For months I’ve been looking forward to the arrival our new marble countertops. If you’ve seen my master bath, you know I have a thing for marble, and the kitchen wasn’t about the be spared. Marble counters were a core piece of the design, and style-wise, one of the only non-negotiables on our list.
We’d been warned about using marble in the kitchen. It’ll stain, we were told. It’ll etch, they said. Don’t think about putting anything acidic near your counters, they all cried.
What all of these warnings assume, however, is that we wanted FANCY marble. Immaculate marble. Shiny marble that screams I’m luxurious, bitches.
I do not want that kind of marble.
I want marble that shows signs of life. Countertops where we roll out pasta and pour flights of wine for our friends. I once went to a photo shoot at a home that had stunning, polished white Carrara marble counters; they shone like mirrors. The homeowners kept sheets of clear Plexiglass on the countertops, and we were under strict instructions not to place ANYTHING ACIDIC within splashing distance of the kitchen counters. No vinegar, juice, or even mayonnaise.
That’s just stupid. I'm not going to let stupid stand between me and my lovely, liveable marble. Do you think all of those Parisian brasseries and East Coast oyster bars refuse to serve white wine or lemon vinaigrette because it might leave a mark on their white marble countertops? No. They wipe up the mess, dim the lights, and ask you if you’d like another Chenin Blanc.
Call the marble police, but I’m going to (gasp) cook things in my kitchen. We’re going with honed marble rather than polished, as it’s what we’ve seen and loved at bars and restaurants. The finish is flat rather than mirror-shiny, so there’s less reason to worry about visible damage. And after we chose Imperial Danby white marble for its warm tones and consistent veining, which would help camouflage any marks, we were happy to learn that it has a much lower absorption rating than other white marbles (and even some granites), making it less prone to staining.
Even if we do stain the counters, there are fixes. You can make a poultice to draw out grease, or you can use this Comet trick to lift the stains. The Kitchn has a great post on the realities of living with marble, if you can take a relaxed approach to it.

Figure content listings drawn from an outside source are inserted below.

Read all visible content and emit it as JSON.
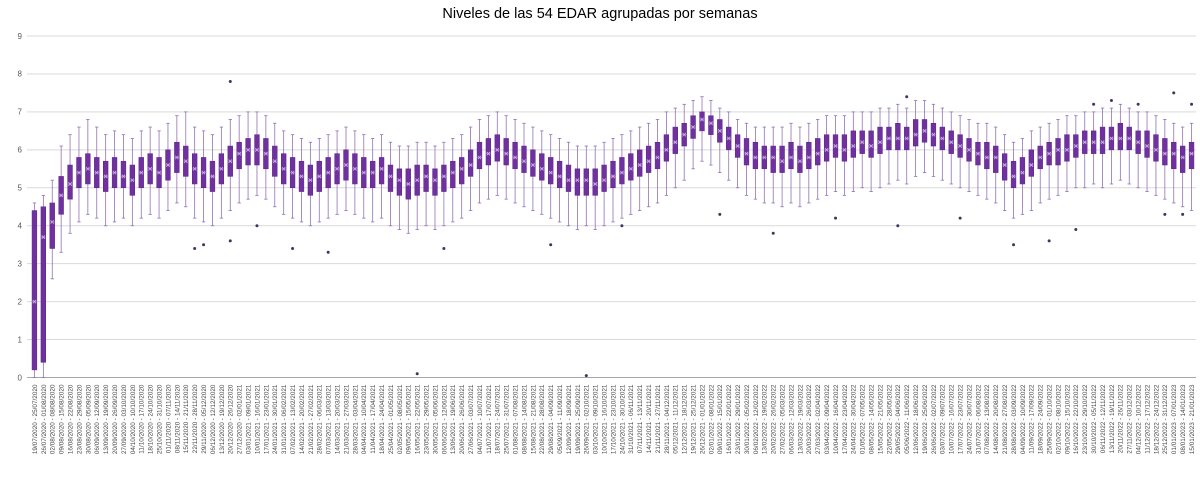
{
  "chart_data": {
    "type": "box",
    "title": "Niveles de las 54 EDAR agrupadas por semanas",
    "ylim": [
      0,
      9
    ],
    "yticks": [
      0,
      1,
      2,
      3,
      4,
      5,
      6,
      7,
      8,
      9
    ],
    "grid": true,
    "legend": "none",
    "colors": {
      "box_fill": "#7030a0",
      "box_stroke": "#5b2387",
      "whisker": "#9272b4",
      "median": "#9b6cc8",
      "mean_marker": "#cdb8e2",
      "outlier": "#46325e",
      "gridline": "#d9d9d9",
      "axis": "#a6a6a6",
      "tick_text": "#595959",
      "label_text": "#404040"
    },
    "weeks": [
      "19/07/2020 - 25/07/2020",
      "26/07/2020 - 01/08/2020",
      "02/08/2020 - 08/08/2020",
      "09/08/2020 - 15/08/2020",
      "16/08/2020 - 22/08/2020",
      "23/08/2020 - 29/08/2020",
      "30/08/2020 - 05/09/2020",
      "06/09/2020 - 12/09/2020",
      "13/09/2020 - 19/09/2020",
      "20/09/2020 - 26/09/2020",
      "27/09/2020 - 03/10/2020",
      "04/10/2020 - 10/10/2020",
      "11/10/2020 - 17/10/2020",
      "18/10/2020 - 24/10/2020",
      "25/10/2020 - 31/10/2020",
      "01/11/2020 - 07/11/2020",
      "08/11/2020 - 14/11/2020",
      "15/11/2020 - 21/11/2020",
      "22/11/2020 - 28/11/2020",
      "29/11/2020 - 05/12/2020",
      "06/12/2020 - 12/12/2020",
      "13/12/2020 - 19/12/2020",
      "20/12/2020 - 26/12/2020",
      "27/12/2020 - 02/01/2021",
      "03/01/2021 - 09/01/2021",
      "10/01/2021 - 16/01/2021",
      "17/01/2021 - 23/01/2021",
      "24/01/2021 - 30/01/2021",
      "31/01/2021 - 06/02/2021",
      "07/02/2021 - 13/02/2021",
      "14/02/2021 - 20/02/2021",
      "21/02/2021 - 27/02/2021",
      "28/02/2021 - 06/03/2021",
      "07/03/2021 - 13/03/2021",
      "14/03/2021 - 20/03/2021",
      "21/03/2021 - 27/03/2021",
      "28/03/2021 - 03/04/2021",
      "04/04/2021 - 10/04/2021",
      "11/04/2021 - 17/04/2021",
      "18/04/2021 - 24/04/2021",
      "25/04/2021 - 01/05/2021",
      "02/05/2021 - 08/05/2021",
      "09/05/2021 - 15/05/2021",
      "16/05/2021 - 22/05/2021",
      "23/05/2021 - 29/05/2021",
      "30/05/2021 - 05/06/2021",
      "06/06/2021 - 12/06/2021",
      "13/06/2021 - 19/06/2021",
      "20/06/2021 - 26/06/2021",
      "27/06/2021 - 03/07/2021",
      "04/07/2021 - 10/07/2021",
      "11/07/2021 - 17/07/2021",
      "18/07/2021 - 24/07/2021",
      "25/07/2021 - 31/07/2021",
      "01/08/2021 - 07/08/2021",
      "08/08/2021 - 14/08/2021",
      "15/08/2021 - 21/08/2021",
      "22/08/2021 - 28/08/2021",
      "29/08/2021 - 04/09/2021",
      "05/09/2021 - 11/09/2021",
      "12/09/2021 - 18/09/2021",
      "19/09/2021 - 25/09/2021",
      "26/09/2021 - 02/10/2021",
      "03/10/2021 - 09/10/2021",
      "10/10/2021 - 16/10/2021",
      "17/10/2021 - 23/10/2021",
      "24/10/2021 - 30/10/2021",
      "31/10/2021 - 06/11/2021",
      "07/11/2021 - 13/11/2021",
      "14/11/2021 - 20/11/2021",
      "21/11/2021 - 27/11/2021",
      "28/11/2021 - 04/12/2021",
      "05/12/2021 - 11/12/2021",
      "12/12/2021 - 18/12/2021",
      "19/12/2021 - 25/12/2021",
      "26/12/2021 - 01/01/2022",
      "02/01/2022 - 08/01/2022",
      "09/01/2022 - 15/01/2022",
      "16/01/2022 - 22/01/2022",
      "23/01/2022 - 29/01/2022",
      "30/01/2022 - 05/02/2022",
      "06/02/2022 - 12/02/2022",
      "13/02/2022 - 19/02/2022",
      "20/02/2022 - 26/02/2022",
      "27/02/2022 - 05/03/2022",
      "06/03/2022 - 12/03/2022",
      "13/03/2022 - 19/03/2022",
      "20/03/2022 - 26/03/2022",
      "27/03/2022 - 02/04/2022",
      "03/04/2022 - 09/04/2022",
      "10/04/2022 - 16/04/2022",
      "17/04/2022 - 23/04/2022",
      "24/04/2022 - 30/04/2022",
      "01/05/2022 - 07/05/2022",
      "08/05/2022 - 14/05/2022",
      "15/05/2022 - 21/05/2022",
      "22/05/2022 - 28/05/2022",
      "29/05/2022 - 04/06/2022",
      "05/06/2022 - 11/06/2022",
      "12/06/2022 - 18/06/2022",
      "19/06/2022 - 25/06/2022",
      "26/06/2022 - 02/07/2022",
      "03/07/2022 - 09/07/2022",
      "10/07/2022 - 16/07/2022",
      "17/07/2022 - 23/07/2022",
      "24/07/2022 - 30/07/2022",
      "31/07/2022 - 06/08/2022",
      "07/08/2022 - 13/08/2022",
      "14/08/2022 - 20/08/2022",
      "21/08/2022 - 27/08/2022",
      "28/08/2022 - 03/09/2022",
      "04/09/2022 - 10/09/2022",
      "11/09/2022 - 17/09/2022",
      "18/09/2022 - 24/09/2022",
      "25/09/2022 - 01/10/2022",
      "02/10/2022 - 08/10/2022",
      "09/10/2022 - 15/10/2022",
      "16/10/2022 - 22/10/2022",
      "23/10/2022 - 29/10/2022",
      "30/10/2022 - 05/11/2022",
      "06/11/2022 - 12/11/2022",
      "13/11/2022 - 19/11/2022",
      "20/11/2022 - 26/11/2022",
      "27/11/2022 - 03/12/2022",
      "04/12/2022 - 10/12/2022",
      "11/12/2022 - 17/12/2022",
      "18/12/2022 - 24/12/2022",
      "25/12/2022 - 31/12/2022",
      "01/01/2023 - 07/01/2023",
      "08/01/2023 - 14/01/2023",
      "15/01/2023 - 21/01/2023"
    ],
    "boxes": [
      [
        0,
        0.2,
        2,
        4.4,
        4.6
      ],
      [
        0,
        0.4,
        3.7,
        4.5,
        4.8
      ],
      [
        2.6,
        3.4,
        4.1,
        4.6,
        5.2
      ],
      [
        3.3,
        4.3,
        4.8,
        5.3,
        6.1
      ],
      [
        3.8,
        4.7,
        5.1,
        5.6,
        6.4
      ],
      [
        4.1,
        5,
        5.4,
        5.8,
        6.6
      ],
      [
        4.3,
        5.1,
        5.5,
        5.9,
        6.8
      ],
      [
        4.2,
        5,
        5.4,
        5.8,
        6.6
      ],
      [
        4,
        4.9,
        5.3,
        5.7,
        6.4
      ],
      [
        4.1,
        5,
        5.4,
        5.8,
        6.5
      ],
      [
        4.2,
        5,
        5.3,
        5.7,
        6.4
      ],
      [
        4,
        4.8,
        5.2,
        5.6,
        6.3
      ],
      [
        4.2,
        5,
        5.4,
        5.8,
        6.5
      ],
      [
        4.3,
        5.1,
        5.5,
        5.9,
        6.6
      ],
      [
        4.2,
        5,
        5.4,
        5.8,
        6.5
      ],
      [
        4.4,
        5.2,
        5.6,
        6,
        6.7
      ],
      [
        4.6,
        5.4,
        5.8,
        6.2,
        6.9
      ],
      [
        4.5,
        5.3,
        5.7,
        6.1,
        7
      ],
      [
        4.2,
        5.1,
        5.5,
        5.9,
        6.6
      ],
      [
        4.1,
        5,
        5.4,
        5.8,
        6.5
      ],
      [
        4,
        4.9,
        5.3,
        5.7,
        6.4
      ],
      [
        4.2,
        5.1,
        5.5,
        5.9,
        6.6
      ],
      [
        4.4,
        5.3,
        5.7,
        6.1,
        6.8
      ],
      [
        4.6,
        5.5,
        5.9,
        6.2,
        6.9
      ],
      [
        4.7,
        5.6,
        6,
        6.3,
        7
      ],
      [
        4.8,
        5.6,
        6,
        6.4,
        7
      ],
      [
        4.7,
        5.5,
        5.9,
        6.3,
        6.9
      ],
      [
        4.5,
        5.3,
        5.7,
        6.1,
        6.7
      ],
      [
        4.3,
        5.1,
        5.5,
        5.9,
        6.5
      ],
      [
        4.2,
        5,
        5.4,
        5.8,
        6.4
      ],
      [
        4.1,
        4.9,
        5.3,
        5.7,
        6.3
      ],
      [
        4,
        4.8,
        5.2,
        5.6,
        6.2
      ],
      [
        4.1,
        4.9,
        5.3,
        5.7,
        6.3
      ],
      [
        4.2,
        5,
        5.4,
        5.8,
        6.4
      ],
      [
        4.3,
        5.1,
        5.5,
        5.9,
        6.5
      ],
      [
        4.4,
        5.2,
        5.6,
        6,
        6.6
      ],
      [
        4.3,
        5.1,
        5.5,
        5.9,
        6.5
      ],
      [
        4.2,
        5,
        5.4,
        5.8,
        6.4
      ],
      [
        4.1,
        5,
        5.4,
        5.7,
        6.3
      ],
      [
        4.2,
        5.1,
        5.5,
        5.8,
        6.4
      ],
      [
        4,
        4.9,
        5.3,
        5.6,
        6.2
      ],
      [
        3.9,
        4.8,
        5.2,
        5.5,
        6.1
      ],
      [
        3.8,
        4.7,
        5.1,
        5.5,
        6.1
      ],
      [
        3.9,
        4.8,
        5.2,
        5.6,
        6.2
      ],
      [
        4,
        4.9,
        5.3,
        5.6,
        6.2
      ],
      [
        3.9,
        4.8,
        5.2,
        5.5,
        6.1
      ],
      [
        4,
        4.9,
        5.3,
        5.6,
        6.2
      ],
      [
        4.1,
        5,
        5.4,
        5.7,
        6.3
      ],
      [
        4.2,
        5.1,
        5.5,
        5.8,
        6.4
      ],
      [
        4.4,
        5.3,
        5.6,
        6,
        6.6
      ],
      [
        4.6,
        5.5,
        5.8,
        6.2,
        6.8
      ],
      [
        4.7,
        5.6,
        5.9,
        6.3,
        6.9
      ],
      [
        4.8,
        5.7,
        6,
        6.4,
        7
      ],
      [
        4.7,
        5.6,
        5.9,
        6.3,
        6.9
      ],
      [
        4.6,
        5.5,
        5.8,
        6.2,
        6.8
      ],
      [
        4.5,
        5.4,
        5.7,
        6.1,
        6.7
      ],
      [
        4.4,
        5.3,
        5.6,
        6,
        6.6
      ],
      [
        4.3,
        5.2,
        5.5,
        5.9,
        6.5
      ],
      [
        4.2,
        5.1,
        5.4,
        5.8,
        6.4
      ],
      [
        4.1,
        5,
        5.3,
        5.7,
        6.3
      ],
      [
        4,
        4.9,
        5.2,
        5.6,
        6.2
      ],
      [
        3.9,
        4.8,
        5.2,
        5.5,
        6.1
      ],
      [
        4,
        4.8,
        5.2,
        5.5,
        6.1
      ],
      [
        3.9,
        4.8,
        5.1,
        5.5,
        6.1
      ],
      [
        4,
        4.9,
        5.2,
        5.6,
        6.2
      ],
      [
        4.1,
        5,
        5.3,
        5.7,
        6.3
      ],
      [
        4.2,
        5.1,
        5.4,
        5.8,
        6.4
      ],
      [
        4.3,
        5.2,
        5.5,
        5.9,
        6.5
      ],
      [
        4.4,
        5.3,
        5.6,
        6,
        6.6
      ],
      [
        4.5,
        5.4,
        5.7,
        6.1,
        6.7
      ],
      [
        4.6,
        5.5,
        5.8,
        6.2,
        6.8
      ],
      [
        4.8,
        5.7,
        6,
        6.4,
        7
      ],
      [
        5,
        5.9,
        6.2,
        6.6,
        7.1
      ],
      [
        5.2,
        6.1,
        6.4,
        6.7,
        7.2
      ],
      [
        5.5,
        6.3,
        6.6,
        6.9,
        7.3
      ],
      [
        5.7,
        6.5,
        6.8,
        7,
        7.4
      ],
      [
        5.6,
        6.4,
        6.7,
        6.9,
        7.3
      ],
      [
        5.4,
        6.2,
        6.5,
        6.8,
        7.1
      ],
      [
        5.2,
        6,
        6.3,
        6.6,
        7
      ],
      [
        5,
        5.8,
        6.1,
        6.4,
        6.8
      ],
      [
        4.8,
        5.6,
        5.9,
        6.3,
        6.7
      ],
      [
        4.7,
        5.5,
        5.8,
        6.2,
        6.6
      ],
      [
        4.6,
        5.5,
        5.8,
        6.1,
        6.6
      ],
      [
        4.6,
        5.4,
        5.8,
        6.1,
        6.6
      ],
      [
        4.5,
        5.4,
        5.7,
        6.1,
        6.6
      ],
      [
        4.6,
        5.5,
        5.8,
        6.2,
        6.7
      ],
      [
        4.5,
        5.4,
        5.7,
        6.1,
        6.6
      ],
      [
        4.6,
        5.5,
        5.8,
        6.2,
        6.7
      ],
      [
        4.7,
        5.6,
        5.9,
        6.3,
        6.8
      ],
      [
        4.8,
        5.7,
        6,
        6.4,
        6.9
      ],
      [
        4.9,
        5.8,
        6.1,
        6.4,
        6.9
      ],
      [
        4.8,
        5.7,
        6,
        6.4,
        6.9
      ],
      [
        4.9,
        5.8,
        6.1,
        6.5,
        7
      ],
      [
        5,
        5.9,
        6.2,
        6.5,
        7
      ],
      [
        4.9,
        5.8,
        6.1,
        6.5,
        7
      ],
      [
        5,
        5.9,
        6.2,
        6.6,
        7.1
      ],
      [
        5.1,
        6,
        6.3,
        6.6,
        7.1
      ],
      [
        5.2,
        6,
        6.3,
        6.7,
        7.2
      ],
      [
        5.1,
        6,
        6.3,
        6.6,
        7.1
      ],
      [
        5.3,
        6.1,
        6.4,
        6.8,
        7.3
      ],
      [
        5.4,
        6.2,
        6.5,
        6.8,
        7.3
      ],
      [
        5.3,
        6.1,
        6.4,
        6.7,
        7.2
      ],
      [
        5.2,
        6,
        6.3,
        6.6,
        7.1
      ],
      [
        5.1,
        5.9,
        6.2,
        6.5,
        7
      ],
      [
        5,
        5.8,
        6.1,
        6.4,
        6.9
      ],
      [
        4.9,
        5.7,
        6,
        6.3,
        6.8
      ],
      [
        4.8,
        5.6,
        5.9,
        6.2,
        6.7
      ],
      [
        4.7,
        5.5,
        5.8,
        6.2,
        6.7
      ],
      [
        4.6,
        5.4,
        5.8,
        6.1,
        6.6
      ],
      [
        4.4,
        5.2,
        5.6,
        5.9,
        6.4
      ],
      [
        4.2,
        5,
        5.3,
        5.7,
        6.2
      ],
      [
        4.3,
        5.1,
        5.4,
        5.8,
        6.3
      ],
      [
        4.4,
        5.3,
        5.6,
        6,
        6.5
      ],
      [
        4.6,
        5.5,
        5.8,
        6.1,
        6.6
      ],
      [
        4.7,
        5.6,
        5.9,
        6.2,
        6.7
      ],
      [
        4.8,
        5.6,
        6,
        6.3,
        6.8
      ],
      [
        4.9,
        5.7,
        6,
        6.4,
        6.9
      ],
      [
        5,
        5.8,
        6.1,
        6.4,
        6.9
      ],
      [
        5,
        5.9,
        6.2,
        6.5,
        7
      ],
      [
        5.1,
        5.9,
        6.2,
        6.5,
        7
      ],
      [
        5,
        5.9,
        6.2,
        6.6,
        7.1
      ],
      [
        5.1,
        6,
        6.3,
        6.6,
        7.1
      ],
      [
        5.2,
        6,
        6.3,
        6.7,
        7.2
      ],
      [
        5.1,
        6,
        6.3,
        6.6,
        7.1
      ],
      [
        5,
        5.9,
        6.2,
        6.5,
        7
      ],
      [
        4.9,
        5.8,
        6.1,
        6.5,
        7
      ],
      [
        4.8,
        5.7,
        6,
        6.4,
        6.9
      ],
      [
        4.7,
        5.6,
        5.9,
        6.3,
        6.8
      ],
      [
        4.6,
        5.5,
        5.9,
        6.2,
        6.7
      ],
      [
        4.5,
        5.4,
        5.8,
        6.1,
        6.6
      ],
      [
        4.4,
        5.5,
        5.9,
        6.2,
        6.7
      ]
    ],
    "outliers": [
      [
        18,
        3.4
      ],
      [
        19,
        3.5
      ],
      [
        22,
        7.8
      ],
      [
        22,
        3.6
      ],
      [
        25,
        4
      ],
      [
        29,
        3.4
      ],
      [
        33,
        3.3
      ],
      [
        43,
        0.1
      ],
      [
        46,
        3.4
      ],
      [
        58,
        3.5
      ],
      [
        62,
        0.05
      ],
      [
        66,
        4
      ],
      [
        77,
        4.3
      ],
      [
        83,
        3.8
      ],
      [
        90,
        4.2
      ],
      [
        97,
        4
      ],
      [
        98,
        7.4
      ],
      [
        104,
        4.2
      ],
      [
        110,
        3.5
      ],
      [
        114,
        3.6
      ],
      [
        117,
        3.9
      ],
      [
        119,
        7.2
      ],
      [
        121,
        7.3
      ],
      [
        124,
        7.2
      ],
      [
        127,
        4.3
      ],
      [
        128,
        7.5
      ],
      [
        129,
        4.3
      ],
      [
        130,
        7.2
      ]
    ]
  }
}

So. I woke up with butterflies yesterday morning, knowing our cut counters would arrive at 7 a.m. The truck pulled up, we opened the double doors, and I stood back. I admired the heft. And I watched as they lay the gleaming sink counter into place.
My countertops were polished.
How did this happen? When we picked out our slabs at Boston Granite Exchange, we noted that each slab had two finishes: It was polished on one side, honed on the other. The fabricator, assuming we were luxurious, bitches, cut our template on the polished side. It was an honest, and understandable, mistake. We’re pretty fabulous people (heh).
There may have been some yelling (mostly by Dave) when we realized what had gone wrong. We were also unimpressed with the rounded corners they cut for our square sinks. But luckily, countertops can be refinished, and the fabricator thinks he can try for a tighter cut on the sink edges. So after much stink-raising, our precious marble went back onto the truck. Our faucets, range, and and appliance-garage cabinets will have to wait until next week to be installed, after the counters are set.
And once they are, I’m pouring a goddamn glass of white wine and setting it on the kitchen island.